Luxéol
- Produced by: Nutravalia
- Country: France
- Introduced: 2016
- Website: https://luxeol.com

= Luxéol =

French brand

Luxéol is a French brand specializing in hair care and supplements food products dedicated to hair. Launched in 2016, it is based in Mougins, in the Alpes-Maritimes. The brand was co-founded by brothers Michel and Samuel Bouskila.

== History ==
Luxéol was launched in 2016 by Michel and Samuel Bouskila in Mougins. Initially focused on hair dietary supplements, the brand expanded its range in the early 2020s to include hair care products.

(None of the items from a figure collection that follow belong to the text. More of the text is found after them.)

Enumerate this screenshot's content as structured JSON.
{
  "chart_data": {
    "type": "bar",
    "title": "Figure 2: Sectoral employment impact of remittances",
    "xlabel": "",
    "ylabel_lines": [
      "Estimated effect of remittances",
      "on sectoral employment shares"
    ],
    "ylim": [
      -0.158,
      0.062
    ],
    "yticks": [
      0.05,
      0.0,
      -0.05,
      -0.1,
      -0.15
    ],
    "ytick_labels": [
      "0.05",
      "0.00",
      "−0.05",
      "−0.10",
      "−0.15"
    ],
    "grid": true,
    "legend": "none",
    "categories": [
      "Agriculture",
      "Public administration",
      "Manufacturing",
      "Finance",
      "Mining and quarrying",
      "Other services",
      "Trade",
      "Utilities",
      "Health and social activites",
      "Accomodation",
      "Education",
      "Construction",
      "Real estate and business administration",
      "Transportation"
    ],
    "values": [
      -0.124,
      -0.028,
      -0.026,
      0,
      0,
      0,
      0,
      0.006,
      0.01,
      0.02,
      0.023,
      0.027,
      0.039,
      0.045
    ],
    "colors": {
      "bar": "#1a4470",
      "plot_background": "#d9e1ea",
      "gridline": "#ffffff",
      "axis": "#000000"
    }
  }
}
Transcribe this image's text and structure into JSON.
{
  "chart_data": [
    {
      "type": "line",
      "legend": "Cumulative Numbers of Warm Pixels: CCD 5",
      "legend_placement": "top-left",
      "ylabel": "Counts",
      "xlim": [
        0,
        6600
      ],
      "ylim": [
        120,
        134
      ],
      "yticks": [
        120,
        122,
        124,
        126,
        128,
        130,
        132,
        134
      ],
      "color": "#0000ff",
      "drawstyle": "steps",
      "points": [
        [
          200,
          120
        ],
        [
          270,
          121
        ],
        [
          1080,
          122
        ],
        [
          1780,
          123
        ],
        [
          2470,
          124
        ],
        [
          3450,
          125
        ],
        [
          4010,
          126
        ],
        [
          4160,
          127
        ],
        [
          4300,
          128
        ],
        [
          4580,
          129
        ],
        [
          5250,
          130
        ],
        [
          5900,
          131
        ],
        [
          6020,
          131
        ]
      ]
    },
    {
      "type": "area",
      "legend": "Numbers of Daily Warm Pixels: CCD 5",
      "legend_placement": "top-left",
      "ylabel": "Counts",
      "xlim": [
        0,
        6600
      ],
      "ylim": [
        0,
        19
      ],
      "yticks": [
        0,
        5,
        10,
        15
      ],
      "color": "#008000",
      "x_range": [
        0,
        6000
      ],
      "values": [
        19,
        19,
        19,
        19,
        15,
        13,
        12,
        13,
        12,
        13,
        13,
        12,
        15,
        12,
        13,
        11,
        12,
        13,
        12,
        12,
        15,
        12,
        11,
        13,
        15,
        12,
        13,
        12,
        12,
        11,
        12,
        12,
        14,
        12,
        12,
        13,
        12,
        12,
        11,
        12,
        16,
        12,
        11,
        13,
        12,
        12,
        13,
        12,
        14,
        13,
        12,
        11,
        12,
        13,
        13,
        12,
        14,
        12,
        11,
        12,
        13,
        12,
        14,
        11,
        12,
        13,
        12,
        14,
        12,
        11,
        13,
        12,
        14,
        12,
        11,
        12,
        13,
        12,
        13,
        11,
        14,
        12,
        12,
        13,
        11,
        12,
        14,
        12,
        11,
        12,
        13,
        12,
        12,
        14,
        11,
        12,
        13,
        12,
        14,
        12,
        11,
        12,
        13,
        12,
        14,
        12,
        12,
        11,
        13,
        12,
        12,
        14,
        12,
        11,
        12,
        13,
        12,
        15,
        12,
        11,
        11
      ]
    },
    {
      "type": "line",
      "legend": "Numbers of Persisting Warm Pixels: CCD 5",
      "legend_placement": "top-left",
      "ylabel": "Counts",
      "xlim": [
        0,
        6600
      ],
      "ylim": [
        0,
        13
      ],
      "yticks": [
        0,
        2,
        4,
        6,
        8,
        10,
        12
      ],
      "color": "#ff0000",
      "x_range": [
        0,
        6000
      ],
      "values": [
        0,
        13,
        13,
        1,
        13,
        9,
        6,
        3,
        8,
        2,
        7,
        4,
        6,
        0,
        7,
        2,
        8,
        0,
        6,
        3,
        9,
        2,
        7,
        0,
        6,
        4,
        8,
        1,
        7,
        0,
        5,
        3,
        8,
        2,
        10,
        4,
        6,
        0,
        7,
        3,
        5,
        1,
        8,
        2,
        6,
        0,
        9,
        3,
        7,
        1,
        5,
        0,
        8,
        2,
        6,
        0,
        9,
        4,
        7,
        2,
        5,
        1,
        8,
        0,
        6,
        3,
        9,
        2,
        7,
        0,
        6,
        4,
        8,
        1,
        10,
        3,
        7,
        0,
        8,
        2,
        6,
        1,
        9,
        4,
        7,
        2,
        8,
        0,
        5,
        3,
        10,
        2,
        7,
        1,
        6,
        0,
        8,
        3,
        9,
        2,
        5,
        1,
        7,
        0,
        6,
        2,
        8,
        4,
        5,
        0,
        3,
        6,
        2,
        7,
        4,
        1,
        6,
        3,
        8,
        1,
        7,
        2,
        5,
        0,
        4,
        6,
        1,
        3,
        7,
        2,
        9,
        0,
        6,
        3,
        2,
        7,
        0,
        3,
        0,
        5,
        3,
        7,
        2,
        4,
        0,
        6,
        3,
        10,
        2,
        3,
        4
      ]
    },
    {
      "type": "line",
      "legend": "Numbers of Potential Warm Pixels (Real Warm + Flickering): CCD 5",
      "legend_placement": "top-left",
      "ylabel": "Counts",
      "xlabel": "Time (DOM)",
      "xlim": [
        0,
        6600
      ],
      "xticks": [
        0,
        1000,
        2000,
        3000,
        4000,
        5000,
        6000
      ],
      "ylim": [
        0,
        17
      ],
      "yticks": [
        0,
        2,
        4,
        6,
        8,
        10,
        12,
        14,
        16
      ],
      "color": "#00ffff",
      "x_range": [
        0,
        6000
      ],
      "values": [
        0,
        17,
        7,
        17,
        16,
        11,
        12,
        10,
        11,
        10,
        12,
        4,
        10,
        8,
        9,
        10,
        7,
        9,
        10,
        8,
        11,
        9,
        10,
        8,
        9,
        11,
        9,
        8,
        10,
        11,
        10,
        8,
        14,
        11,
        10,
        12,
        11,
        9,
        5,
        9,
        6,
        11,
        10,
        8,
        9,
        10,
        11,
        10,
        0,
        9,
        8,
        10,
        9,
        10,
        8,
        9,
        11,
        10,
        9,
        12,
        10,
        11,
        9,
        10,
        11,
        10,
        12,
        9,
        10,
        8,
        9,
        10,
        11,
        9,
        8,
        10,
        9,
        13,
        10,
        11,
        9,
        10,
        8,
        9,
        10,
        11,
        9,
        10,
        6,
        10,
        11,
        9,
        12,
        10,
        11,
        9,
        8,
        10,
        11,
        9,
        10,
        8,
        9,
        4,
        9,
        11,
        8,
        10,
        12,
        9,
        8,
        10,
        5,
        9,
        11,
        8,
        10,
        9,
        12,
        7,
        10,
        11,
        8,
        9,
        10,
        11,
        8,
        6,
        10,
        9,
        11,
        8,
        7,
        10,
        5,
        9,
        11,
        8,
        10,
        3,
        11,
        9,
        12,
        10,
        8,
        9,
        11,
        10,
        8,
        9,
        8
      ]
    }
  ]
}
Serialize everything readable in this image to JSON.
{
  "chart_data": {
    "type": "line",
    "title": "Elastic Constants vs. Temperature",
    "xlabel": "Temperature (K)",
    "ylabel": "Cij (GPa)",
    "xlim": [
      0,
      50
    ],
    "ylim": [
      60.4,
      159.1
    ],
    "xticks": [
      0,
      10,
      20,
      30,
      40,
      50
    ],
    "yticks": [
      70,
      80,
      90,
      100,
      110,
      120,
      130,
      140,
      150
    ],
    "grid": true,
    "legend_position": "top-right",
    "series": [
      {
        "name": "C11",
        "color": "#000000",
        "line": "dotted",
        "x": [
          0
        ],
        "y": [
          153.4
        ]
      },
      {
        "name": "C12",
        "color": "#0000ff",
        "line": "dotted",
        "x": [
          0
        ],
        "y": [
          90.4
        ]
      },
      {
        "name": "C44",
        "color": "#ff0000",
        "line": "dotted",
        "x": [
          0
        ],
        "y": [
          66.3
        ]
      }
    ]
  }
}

In 2022, European investment fund CAPZA acquired a stake in Nutravalia, the company operating Luxéol. Following the transaction, founders Michel and Samuel Bouskila retained a majority stake in the group. In 2023, Luxéol was launched in Spain and Italy.

In January 2024, Luxéol partnered with the association Coiffeurs Justes, which collects hair from salons to produce absorbent filters used in pollution cleanup operations in French ports. Hair booms produced through the initiative have been deployed in ports including Juan-les-Pins, Cavalaire and Marseille.

In 2025, Luxéol achieved a turnover of 45 million euros.

== Activities ==
Luxéol develops hair care products targeting issues such as hair growth, hair loss and scalp care. Its range includes dietary supplements and hair cosmetics, including capsules, gummies, oral solutions, shampoos, conditioners, masks, serums, oils and leave-in treatments. In 2024, pharmacies accounted for around 70% of the brand's revenue.